I definitely eat what I want (before being on this stuff and also now, although now i am trying to at least get in a reasonable amount of protein and fiber) and toward the end of the week I am having what others might call “cheat days” because more stuff sounds good. So pizza or restaurant or whatever.

When I first started I couldn’t eat a higher calorie meal without getting serious serious runs but now I seem to have adjusted….

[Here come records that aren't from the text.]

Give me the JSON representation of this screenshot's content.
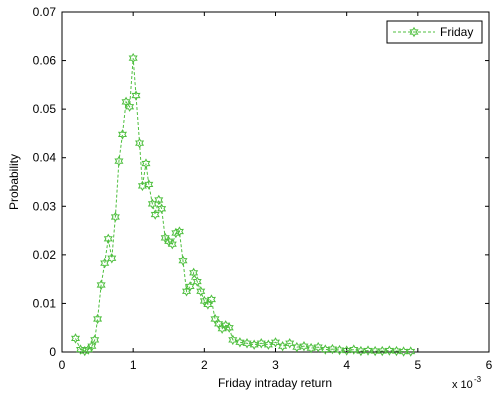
{
  "chart_data": {
    "type": "line",
    "xlabel": "Friday intraday return",
    "ylabel": "Probability",
    "x_multiplier_label": "x 10",
    "x_multiplier_exp": "-3",
    "xlim": [
      0,
      6
    ],
    "ylim": [
      0,
      0.07
    ],
    "xticks": [
      0,
      1,
      2,
      3,
      4,
      5,
      6
    ],
    "xtick_labels": [
      "0",
      "1",
      "2",
      "3",
      "4",
      "5",
      "6"
    ],
    "yticks": [
      0,
      0.01,
      0.02,
      0.03,
      0.04,
      0.05,
      0.06,
      0.07
    ],
    "ytick_labels": [
      "0",
      "0.01",
      "0.02",
      "0.03",
      "0.04",
      "0.05",
      "0.06",
      "0.07"
    ],
    "grid": false,
    "legend_position": "top-right",
    "series": [
      {
        "name": "Friday",
        "color": "#4fbf3f",
        "line_style": "dashed",
        "marker": "hexagram",
        "x": [
          0.19,
          0.26,
          0.32,
          0.37,
          0.42,
          0.46,
          0.5,
          0.55,
          0.6,
          0.65,
          0.7,
          0.75,
          0.8,
          0.85,
          0.9,
          0.95,
          1.0,
          1.04,
          1.09,
          1.13,
          1.18,
          1.22,
          1.27,
          1.31,
          1.36,
          1.4,
          1.45,
          1.5,
          1.55,
          1.6,
          1.65,
          1.7,
          1.75,
          1.8,
          1.85,
          1.9,
          1.95,
          2.0,
          2.05,
          2.1,
          2.15,
          2.2,
          2.25,
          2.3,
          2.35,
          2.4,
          2.5,
          2.6,
          2.7,
          2.8,
          2.9,
          3.0,
          3.1,
          3.2,
          3.3,
          3.4,
          3.5,
          3.6,
          3.7,
          3.8,
          3.9,
          4.0,
          4.1,
          4.2,
          4.3,
          4.4,
          4.5,
          4.6,
          4.7,
          4.8,
          4.9
        ],
        "y": [
          0.0028,
          0.0005,
          0.0002,
          0.0005,
          0.0012,
          0.0025,
          0.0068,
          0.0138,
          0.0183,
          0.0233,
          0.0193,
          0.0278,
          0.0393,
          0.0448,
          0.0515,
          0.0505,
          0.0605,
          0.0528,
          0.043,
          0.0342,
          0.0388,
          0.0345,
          0.0305,
          0.0283,
          0.0313,
          0.0295,
          0.0235,
          0.0228,
          0.0222,
          0.0245,
          0.0248,
          0.0188,
          0.0125,
          0.0135,
          0.0163,
          0.0145,
          0.0125,
          0.0105,
          0.0098,
          0.0108,
          0.0068,
          0.0058,
          0.0048,
          0.0055,
          0.005,
          0.0025,
          0.002,
          0.0018,
          0.0015,
          0.0018,
          0.0015,
          0.002,
          0.0012,
          0.0018,
          0.001,
          0.0012,
          0.0008,
          0.001,
          0.0005,
          0.0006,
          0.0004,
          0.0003,
          0.0005,
          0.0002,
          0.0003,
          0.0002,
          0.0002,
          0.0003,
          0.0002,
          0.0001,
          0.0001
        ]
      }
    ]
  }
}
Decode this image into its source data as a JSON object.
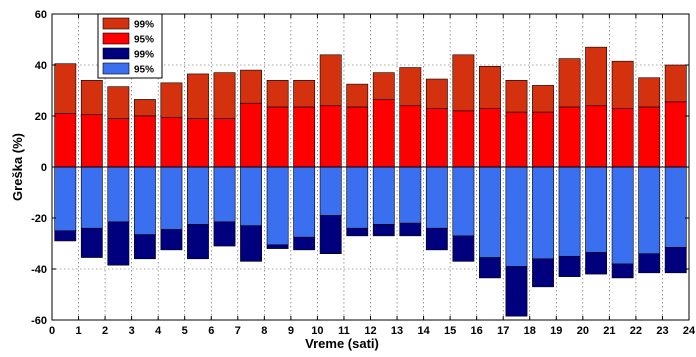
{
  "chart_data": {
    "type": "bar",
    "xlabel": "Vreme (sati)",
    "ylabel": "Greška (%)",
    "xlim": [
      0,
      24
    ],
    "ylim": [
      -60,
      60
    ],
    "x_ticks": [
      "0",
      "1",
      "2",
      "3",
      "4",
      "5",
      "6",
      "7",
      "8",
      "9",
      "10",
      "11",
      "12",
      "13",
      "14",
      "15",
      "16",
      "17",
      "18",
      "19",
      "20",
      "21",
      "22",
      "23",
      "24"
    ],
    "y_ticks": [
      "60",
      "40",
      "20",
      "0",
      "-20",
      "-40",
      "-60"
    ],
    "grid": true,
    "legend_position": "top-left",
    "hours": [
      1,
      2,
      3,
      4,
      5,
      6,
      7,
      8,
      9,
      10,
      11,
      12,
      13,
      14,
      15,
      16,
      17,
      18,
      19,
      20,
      21,
      22,
      23,
      24
    ],
    "series": [
      {
        "name": "99%",
        "color": "#d4310f",
        "values": [
          40.5,
          34,
          31.5,
          26.5,
          33,
          36.5,
          37,
          38,
          34,
          34,
          44,
          32.5,
          37,
          39,
          34.5,
          44,
          39.5,
          34,
          32,
          42.5,
          47,
          41.5,
          35,
          40
        ]
      },
      {
        "name": "95%",
        "color": "#ff0000",
        "values": [
          21,
          20.5,
          19,
          20,
          19.5,
          19,
          19,
          25,
          23.5,
          23.5,
          24,
          23.5,
          26.5,
          24,
          23,
          22,
          23,
          21.5,
          21.5,
          23.5,
          24,
          23,
          23.5,
          25.5
        ]
      },
      {
        "name": "99%",
        "color": "#00007f",
        "values": [
          -29,
          -35.5,
          -38.5,
          -36,
          -32.5,
          -36,
          -31,
          -37,
          -32,
          -32.5,
          -34,
          -27,
          -27,
          -27,
          -32.5,
          -37,
          -43.5,
          -58.5,
          -47,
          -43,
          -42,
          -43.5,
          -41.5,
          -41.5
        ]
      },
      {
        "name": "95%",
        "color": "#3a6ff0",
        "values": [
          -25,
          -24,
          -21.5,
          -26.5,
          -24.5,
          -22.5,
          -21.5,
          -23,
          -30.5,
          -27.5,
          -19,
          -24,
          -22.5,
          -22,
          -24,
          -27,
          -35.5,
          -39,
          -36,
          -35,
          -33.5,
          -38,
          -34,
          -31.5
        ]
      }
    ]
  }
}
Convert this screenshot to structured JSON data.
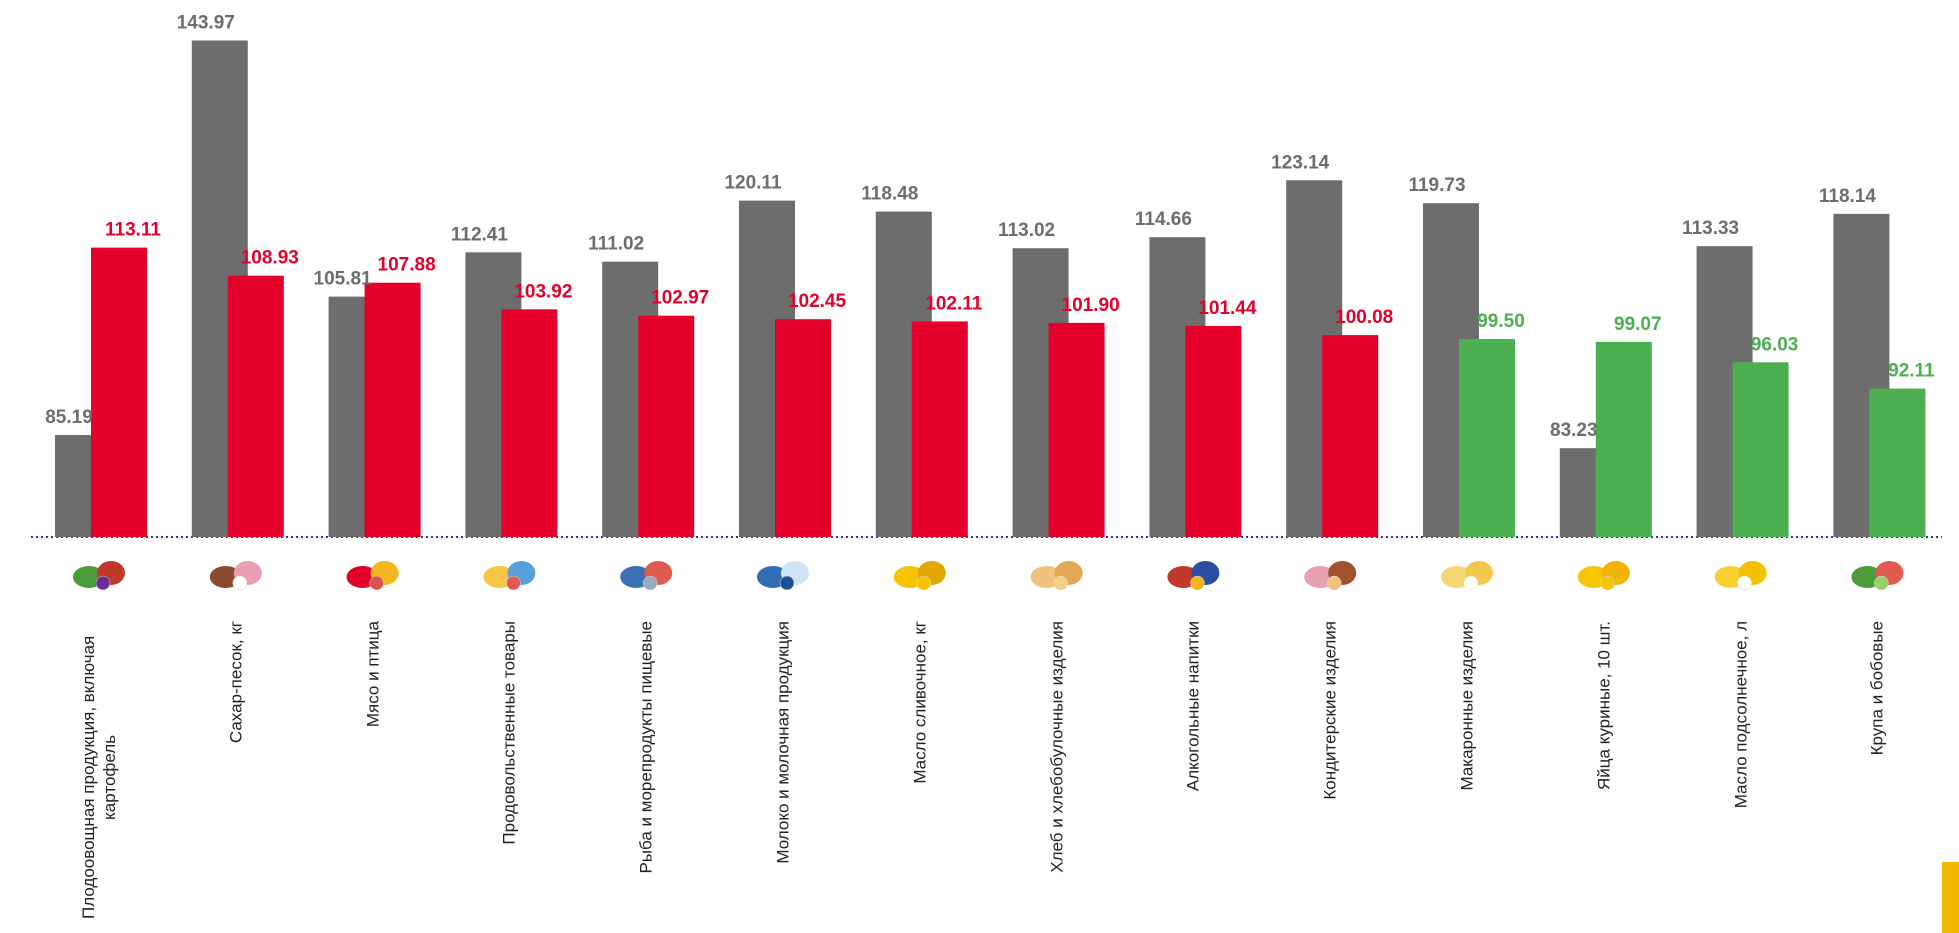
{
  "chart_data": {
    "type": "bar",
    "categories": [
      "Плодоовощная продукция, включая картофель",
      "Сахар-песок, кг",
      "Мясо и птица",
      "Продовольственные товары",
      "Рыба и морепродукты пищевые",
      "Молоко и молочная продукция",
      "Масло сливочное, кг",
      "Хлеб и хлебобулочные изделия",
      "Алкогольные напитки",
      "Кондитерские изделия",
      "Макаронные изделия",
      "Яйца куриные, 10 шт.",
      "Масло подсолнечное, л",
      "Крупа и бобовые"
    ],
    "series": [
      {
        "color": "#6d6d6d",
        "label_color": "#6d6d6d",
        "values": [
          85.19,
          143.97,
          105.81,
          112.41,
          111.02,
          120.11,
          118.48,
          113.02,
          114.66,
          123.14,
          119.73,
          83.23,
          113.33,
          118.14
        ],
        "value_labels": [
          "85.19",
          "143.97",
          "105.81",
          "112.41",
          "111.02",
          "120.11",
          "118.48",
          "113.02",
          "114.66",
          "123.14",
          "119.73",
          "83.23",
          "113.33",
          "118.14"
        ]
      },
      {
        "colors": [
          "#e4002b",
          "#e4002b",
          "#e4002b",
          "#e4002b",
          "#e4002b",
          "#e4002b",
          "#e4002b",
          "#e4002b",
          "#e4002b",
          "#e4002b",
          "#4caf50",
          "#4caf50",
          "#4caf50",
          "#4caf50"
        ],
        "values": [
          113.11,
          108.93,
          107.88,
          103.92,
          102.97,
          102.45,
          102.11,
          101.9,
          101.44,
          100.08,
          99.5,
          99.07,
          96.03,
          92.11
        ],
        "value_labels": [
          "113.11",
          "108.93",
          "107.88",
          "103.92",
          "102.97",
          "102.45",
          "102.11",
          "101.90",
          "101.44",
          "100.08",
          "99.50",
          "99.07",
          "96.03",
          "92.11"
        ]
      }
    ],
    "ylim": [
      70,
      150
    ]
  }
}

I don’t consider it cheating- I’m trying to get enough fiber and protein and without the overeating, it’s not terribly hard to make okay-ish choices. But last night we had spaghetti and meatballs and strawberry shortcake because that sounded good and then today I really didn’t eat enough of anything, so. Here we are.
 
Overall I have cheat weekends. So far I’ve been able to eat whatever I want, but in much smaller quantities. I focus on healthy meals through the week but weekends I don’t restrict as much. I’m also a heavy vodka drinker, and unfortunately I have been able to drink the same and have the same desire previous to this. I’ve had consistent weight loss (3-4 pounds a month) doing this but I also work out regularly. weight loss has slowed down now that I’m at “normal” bmi and maintaining.